As Unebasami and Nakagawa considered their next move, something unexpected happened. In April 2007, the national recall of tainted pet food prompted the founders to provide its users with a link to a pet-related Web site for more information. “We figured our users might have pets,” Unebasami explains. The link caused a spike in traffic to the site owned by another 20-something, Ben Huh. Huh, the owner of Pet Holdings Inc., began talking with Nakagawa and Unebasami. Huh’s site was making solid ad revenue with significantly less traffic than ICanHasCheezburger’s, Nakagawa explains.

Huh and his investors raised the capital and bought ICanHasCheezburger.


Captions should be misspelled and use poor grammar. The idea is to imitate how a cat might spell. In addition, the captions at times mimic the dialogue of online gamers. But regardless of the background, just about anyone finds them funny.

Wat Weh Can Learnz

To understand LOLcats and the success of the Web site, Huh, a Seattle-based entrepreneur, says you have to start by talking about the industrial revolution. Silly cat photos and one of the epochal events in modern human history? He’s not kidding.

“From the start of the industrial revolution, mass production has been the rule of the day. But with the information age, that changed. With the information age came the importance of being passionate. Today, people brew wine in their basements. They want to create, make something unique and different. Something that was missing in mass production: Self-expression,” Huh says.

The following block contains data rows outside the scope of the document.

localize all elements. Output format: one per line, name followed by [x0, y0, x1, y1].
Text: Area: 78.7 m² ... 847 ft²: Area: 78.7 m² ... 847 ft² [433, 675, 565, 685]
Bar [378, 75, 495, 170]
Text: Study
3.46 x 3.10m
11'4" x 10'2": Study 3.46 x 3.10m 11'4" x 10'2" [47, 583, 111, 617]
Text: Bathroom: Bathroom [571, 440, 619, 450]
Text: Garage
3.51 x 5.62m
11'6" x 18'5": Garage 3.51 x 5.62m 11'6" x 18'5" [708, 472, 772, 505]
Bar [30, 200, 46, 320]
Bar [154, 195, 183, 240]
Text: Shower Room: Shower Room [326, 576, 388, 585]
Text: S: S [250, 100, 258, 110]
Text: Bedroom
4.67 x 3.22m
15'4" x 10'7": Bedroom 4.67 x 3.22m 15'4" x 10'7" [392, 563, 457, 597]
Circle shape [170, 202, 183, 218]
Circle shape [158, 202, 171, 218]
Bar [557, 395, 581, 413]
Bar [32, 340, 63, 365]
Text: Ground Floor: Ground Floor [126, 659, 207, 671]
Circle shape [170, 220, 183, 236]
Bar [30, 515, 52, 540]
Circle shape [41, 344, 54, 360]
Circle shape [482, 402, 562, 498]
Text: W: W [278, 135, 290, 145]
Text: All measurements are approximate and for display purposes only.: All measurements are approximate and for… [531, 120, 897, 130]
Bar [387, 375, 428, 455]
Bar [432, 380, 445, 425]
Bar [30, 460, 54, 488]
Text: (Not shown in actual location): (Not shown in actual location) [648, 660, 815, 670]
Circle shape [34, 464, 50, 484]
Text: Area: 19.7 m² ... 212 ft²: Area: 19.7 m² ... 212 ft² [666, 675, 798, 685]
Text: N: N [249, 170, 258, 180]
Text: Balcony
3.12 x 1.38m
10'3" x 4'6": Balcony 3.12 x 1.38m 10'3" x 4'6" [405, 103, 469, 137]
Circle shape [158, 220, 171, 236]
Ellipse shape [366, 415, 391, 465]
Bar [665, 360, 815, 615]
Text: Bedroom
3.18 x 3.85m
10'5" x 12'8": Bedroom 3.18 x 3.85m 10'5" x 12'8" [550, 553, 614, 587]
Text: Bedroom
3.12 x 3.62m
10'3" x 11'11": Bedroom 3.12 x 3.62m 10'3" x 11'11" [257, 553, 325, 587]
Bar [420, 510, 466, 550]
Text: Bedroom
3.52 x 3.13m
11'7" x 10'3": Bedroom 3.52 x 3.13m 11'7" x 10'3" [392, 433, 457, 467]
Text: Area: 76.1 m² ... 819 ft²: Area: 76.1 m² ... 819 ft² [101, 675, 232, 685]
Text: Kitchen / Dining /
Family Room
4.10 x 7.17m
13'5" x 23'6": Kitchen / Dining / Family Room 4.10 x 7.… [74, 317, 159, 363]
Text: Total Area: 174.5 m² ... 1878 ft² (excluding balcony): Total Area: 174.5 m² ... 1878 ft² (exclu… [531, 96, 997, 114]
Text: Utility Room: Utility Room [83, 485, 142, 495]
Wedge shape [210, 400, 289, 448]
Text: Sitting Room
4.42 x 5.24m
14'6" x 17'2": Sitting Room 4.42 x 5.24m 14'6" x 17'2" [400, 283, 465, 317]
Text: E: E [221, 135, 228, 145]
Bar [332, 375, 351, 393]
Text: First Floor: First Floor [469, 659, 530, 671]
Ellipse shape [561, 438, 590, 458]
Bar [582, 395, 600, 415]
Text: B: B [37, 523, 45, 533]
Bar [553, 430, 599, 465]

“People are starting to be craftsmen again,” he says. “LOLcats is ‘I want to be a craftsman.’”

Huh is talking about the need for businesses today to embrace their customer base or “community” as a core tenet of doing business. Gone are the days of delivering a product and ending the relationship until the next transaction. “You have to take down the wall between business and community,” he says. “You have to make them feel like this [your business] is a place they belong.” This is new commerce in a nutshell. People want to participate; whether it is sharing thoughts about their hotel stay or a treat for their pet or a recipe, businesses are growing on the interaction with their customers.

Huh adds that this doesn’t just mean online. Take the make-your-own yogurt phenomenon. “That is a brick-and-mortar example of what we do,” Huh says. “They have a system that is so simple. You add topping and discuss what you like with your friends,” he says. What does that produce? Not just loyal customers, but immense person-to-person marketing power. Put it this way: Has anyone told you about Yogurtland in Manoa yet?

“We don’t spend a dime on marketing,” he adds.

That doesn’t mean it is easy, says Hong-Mei Chen, professor of Information Technology Management at University of Hawaii at Manoa’s Shidler School of Business. To build communities effectively, a company must recognize that, without its customers, it has no Web site, Chen says. “Also, without customer loyalty, it is just another company.”